Right at Home In Home Care and Assistance is an international franchise system providing in-home care through independent, locally owned and operated Right at Home franchisee offices.  Based in Omaha, Nebraska, it focuses on caring for the elderly and those with Dementia, Alzheimer's Disease, Parkinson's Disease, and hospital recovery. Right at Home serves more than 400 locations worldwide.

Company history 
Right at Home was founded in 1995 by Allen Hager in Nebraska.  Hager was a hospital administrator who says that he repeatedly witnessed patients returning to the hospital after being discharged. He believed that patients were not getting adequate care once they returned home.

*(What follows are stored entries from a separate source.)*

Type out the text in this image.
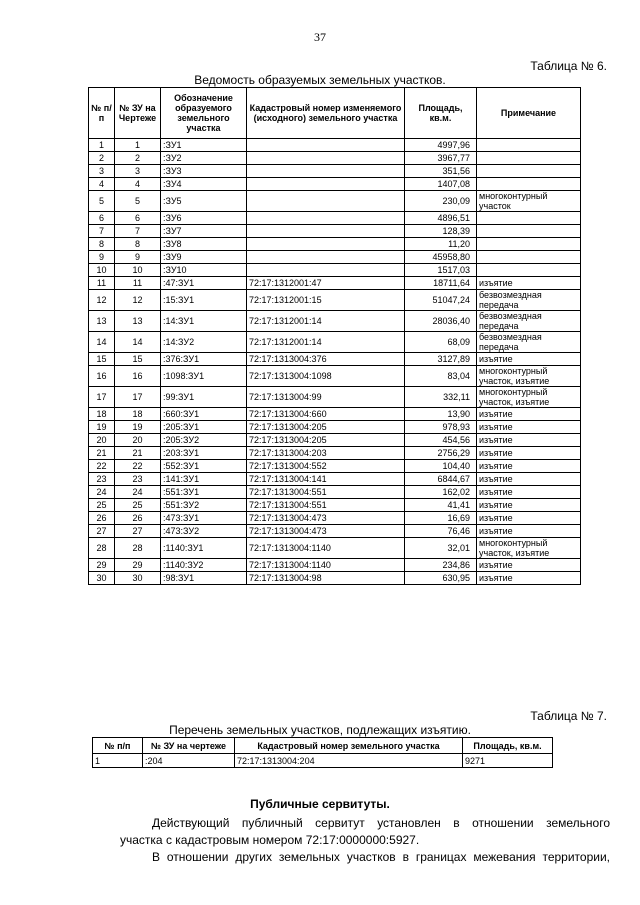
37
Таблица № 6.
Ведомость образуемых земельных участков.
№ п/п	№ ЗУ на Чертеже	Обозначение образуемого земельного участка	Кадастровый номер изменяемого (исходного) земельного участка	Площадь, кв.м.	Примечание
1	1	:ЗУ1		4997,96	
2	2	:ЗУ2		3967,77	
3	3	:ЗУ3		351,56	
4	4	:ЗУ4		1407,08	
5	5	:ЗУ5		230,09	многоконтурный участок
6	6	:ЗУ6		4896,51	
7	7	:ЗУ7		128,39	
8	8	:ЗУ8		11,20	
9	9	:ЗУ9		45958,80	
10	10	:ЗУ10		1517,03	
11	11	:47:ЗУ1	72:17:1312001:47	18711,64	изъятие
12	12	:15:ЗУ1	72:17:1312001:15	51047,24	безвозмездная передача
13	13	:14:ЗУ1	72:17:1312001:14	28036,40	безвозмездная передача
14	14	:14:ЗУ2	72:17:1312001:14	68,09	безвозмездная передача
15	15	:376:ЗУ1	72:17:1313004:376	3127,89	изъятие
16	16	:1098:ЗУ1	72:17:1313004:1098	83,04	многоконтурный участок, изъятие
17	17	:99:ЗУ1	72:17:1313004:99	332,11	многоконтурный участок, изъятие
18	18	:660:ЗУ1	72:17:1313004:660	13,90	изъятие
19	19	:205:ЗУ1	72:17:1313004:205	978,93	изъятие
20	20	:205:ЗУ2	72:17:1313004:205	454,56	изъятие
21	21	:203:ЗУ1	72:17:1313004:203	2756,29	изъятие
22	22	:552:ЗУ1	72:17:1313004:552	104,40	изъятие
23	23	:141:ЗУ1	72:17:1313004:141	6844,67	изъятие
24	24	:551:ЗУ1	72:17:1313004:551	162,02	изъятие
25	25	:551:ЗУ2	72:17:1313004:551	41,41	изъятие
26	26	:473:ЗУ1	72:17:1313004:473	16,69	изъятие
27	27	:473:ЗУ2	72:17:1313004:473	76,46	изъятие
28	28	:1140:ЗУ1	72:17:1313004:1140	32,01	многоконтурный участок, изъятие
29	29	:1140:ЗУ2	72:17:1313004:1140	234,86	изъятие
30	30	:98:ЗУ1	72:17:1313004:98	630,95	изъятие
Таблица № 7.
Перечень земельных участков, подлежащих изъятию.
№ п/п	№ ЗУ на чертеже	Кадастровый номер земельного участка	Площадь, кв.м.
1	:204	72:17:1313004:204	9271
Публичные сервитуты.
Действующий публичный сервитут установлен в отношении земельного
участка с кадастровым номером 72:17:0000000:5927.
В отношении других земельных участков в границах межевания территории,
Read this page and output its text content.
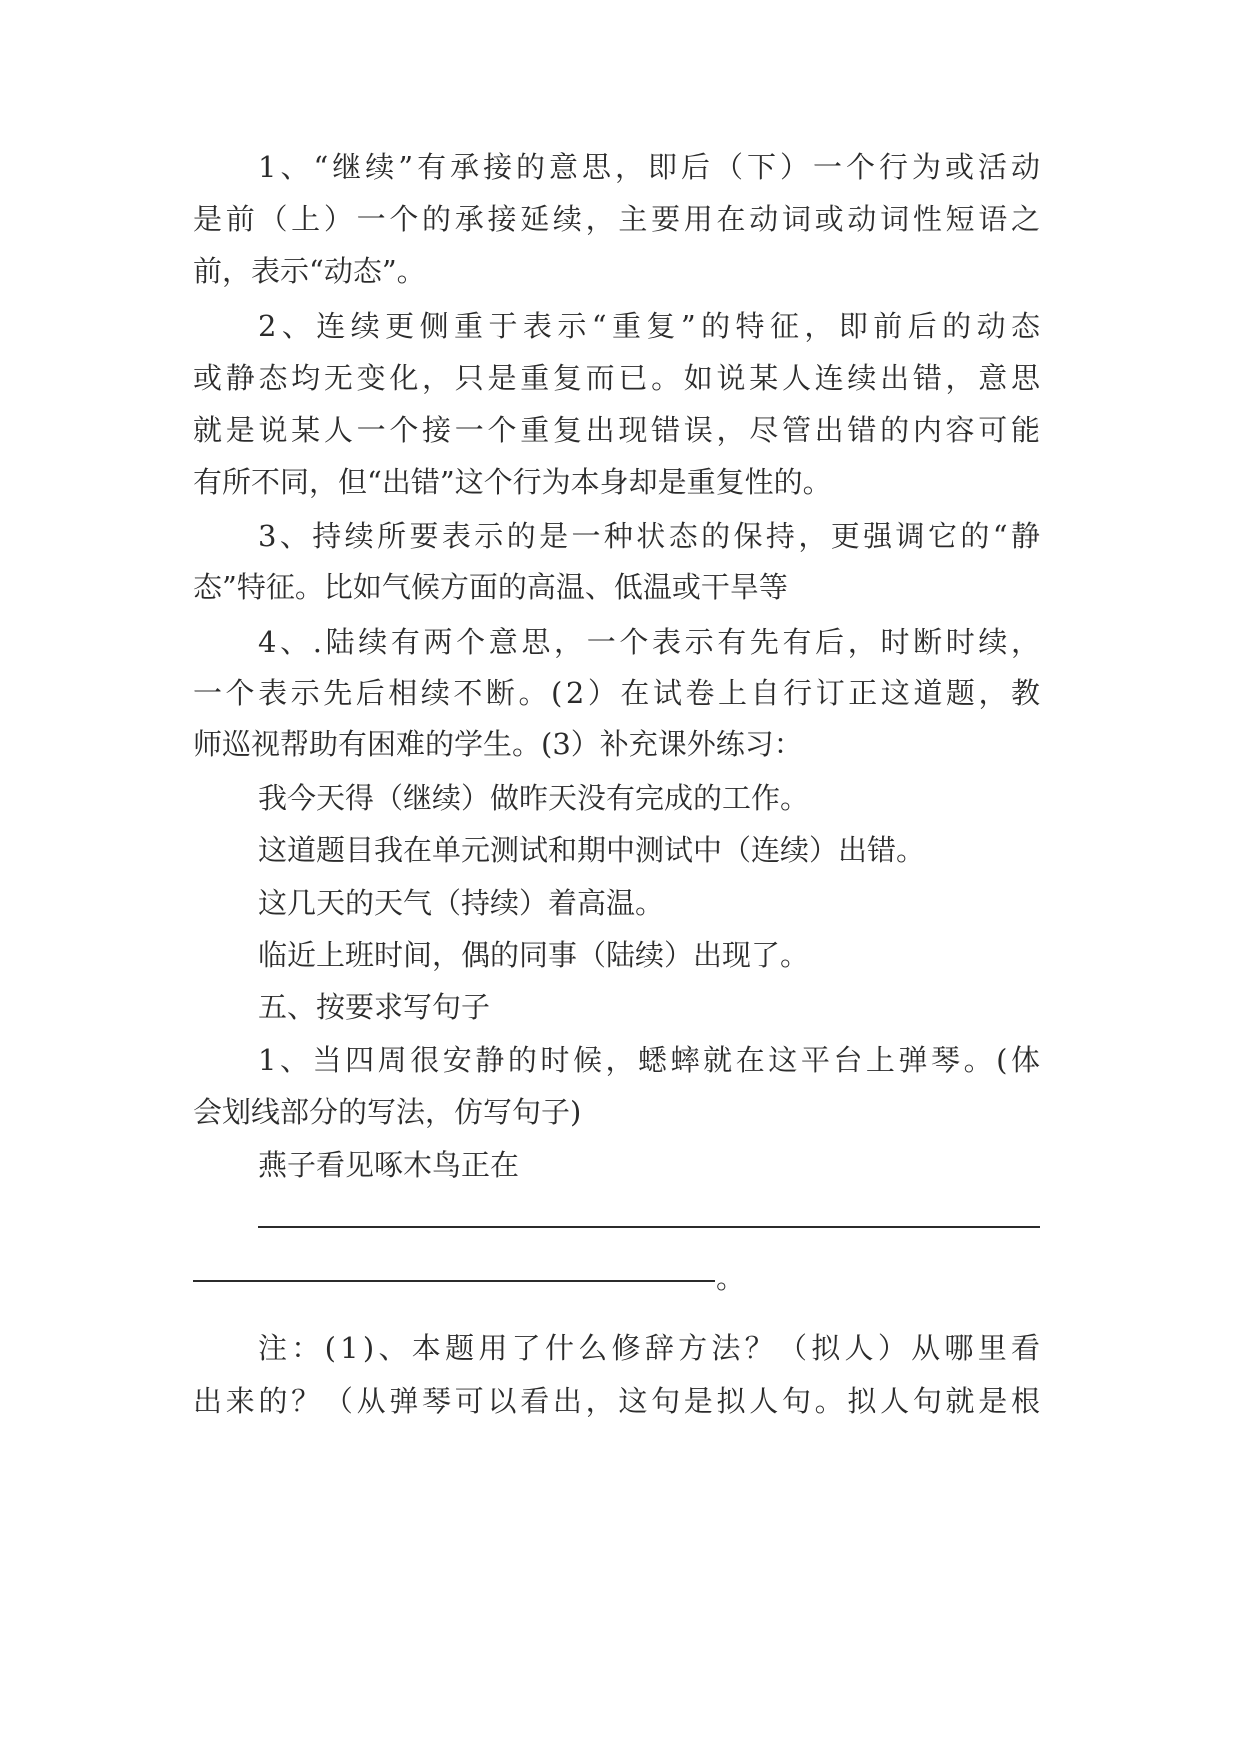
1、“继续”有承接的意思，即后（下）一个行为或活动
是前（上）一个的承接延续，主要用在动词或动词性短语之
前，表示“动态”。
2、连续更侧重于表示“重复”的特征，即前后的动态
或静态均无变化，只是重复而已。如说某人连续出错，意思
就是说某人一个接一个重复出现错误，尽管出错的内容可能
有所不同，但“出错”这个行为本身却是重复性的。
3、持续所要表示的是一种状态的保持，更强调它的“静
态”特征。比如气候方面的高温、低温或干旱等
4、.陆续有两个意思，一个表示有先有后，时断时续，
一个表示先后相续不断。(2）在试卷上自行订正这道题，教
师巡视帮助有困难的学生。(3）补充课外练习：
我今天得（继续）做昨天没有完成的工作。
这道题目我在单元测试和期中测试中（连续）出错。
这几天的天气（持续）着高温。
临近上班时间，偶的同事（陆续）出现了。
五、按要求写句子
1、当四周很安静的时候，蟋蟀就在这平台上弹琴。(体
会划线部分的写法，仿写句子)
燕子看见啄木鸟正在
。
注：(1)、本题用了什么修辞方法？（拟人）从哪里看
出来的？（从弹琴可以看出，这句是拟人句。拟人句就是根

According to Hager, the company’s first client was a retired farmer who wanted someone to drive him around in a 1958 Chevy truck. Hager was able to locate a qualified caregiver who could also drive an old-fashioned, manual transmission vehicle and that launched the company. In 2000 the company began opening franchise offices in the United States. Hager now serves as the executive chairman, and Margaret Haynes is the current CEO.

International 
Right at Home International In Home Care and Assistance began international franchising in 2009 with Master Franchisees in the United Kingdom and Brazil. Master Franchisees are also located in China (2011), Canada (2012), Ireland (2012), Japan (2013), Australia (2014), and the Netherlands (2014). Right at Home International has more than 50 local offices and, despite instability in the Chinese markets, expects to see an increase in business in China by 2016.

Recognition 
Right at Home has received several industry recognitions. In 2011 The Street ranked it at No. 3 on a list of Successful Senior Care Franchises. A 2014 Forbes article placed Right at Home at No. 2 on a list of “The Best Franchises in America.”  In March 2014 Franchise Times ranked the company as No. 27 on a list of “the smartest growing brands.” An article in Black Enterprise magazine from June 2014 mentions Right at Home as one of the 25 Best Franchises for African-Americans. Right at Home was also placed at No. 199 on the Franchise Times Top 200 in October 2014. Forbes also placed it in the top ten for “Best Franchises list for up to $150,000 investment” in both 2014 and 2015. Right at Home 2014 Caregiver of the Year, Mary Hartsock was honored as The Home Care Association of America, Caregiver of the Year. In March 2015 Franchise Times listed the company as No. 23 on its "Fast and Serious" list of the smartest growing brands. As of 2015 Entrepreneur magazine listed Right at Home as No. 126 on its Franchise 500 list.

Right at Home of the United Kingdom was named The British Franchise Association Emerging Franchisor of the Year Award in 2014. The UK company was also a finalist for the Smith and Henderson Best Franchise award for businesses requiring a £75 thousand or larger investment. 
In 2017 Right at Home UK was awarded "UK Best Franchise Award" for the second successive year having been finalists in 2015 and 2014, and also retained 5-star franchisee satisfaction status in the Smith and Henderson Franchise Satisfaction Benchmark which forms the basis of the award shortlist; for the fifth consecutive year.

By 2018, Right at Home UK's 50th office was officially opened by British Prime Minister Theresa May MP.

Right at Home Ireland was a finalist for the Irish Franchise Awards held in March 2015.

In May 2015 Right at Home was presented with the president's "E" Award. This accolade recognizes contributions to the United States economy through exports and was started in 1961 by President Kennedy.

Philanthropy 
Corporate Philanthropy for Right at Home includes sponsoring of the National Parkinson Foundation Moving Day fundraiser and participating in the ALS Ice Bucket Challenge. COO Margaret Haynes is listed as a contributor on behalf of the company to a fundraiser for Senior Access Marin, a fundraising trip organized by Right at Home Marin Franchise owners. In November 2015, Modesto, Calif. franchise owners, Rick and Diane Carson were recognized for their charitable work with Free Wheelchair Mission.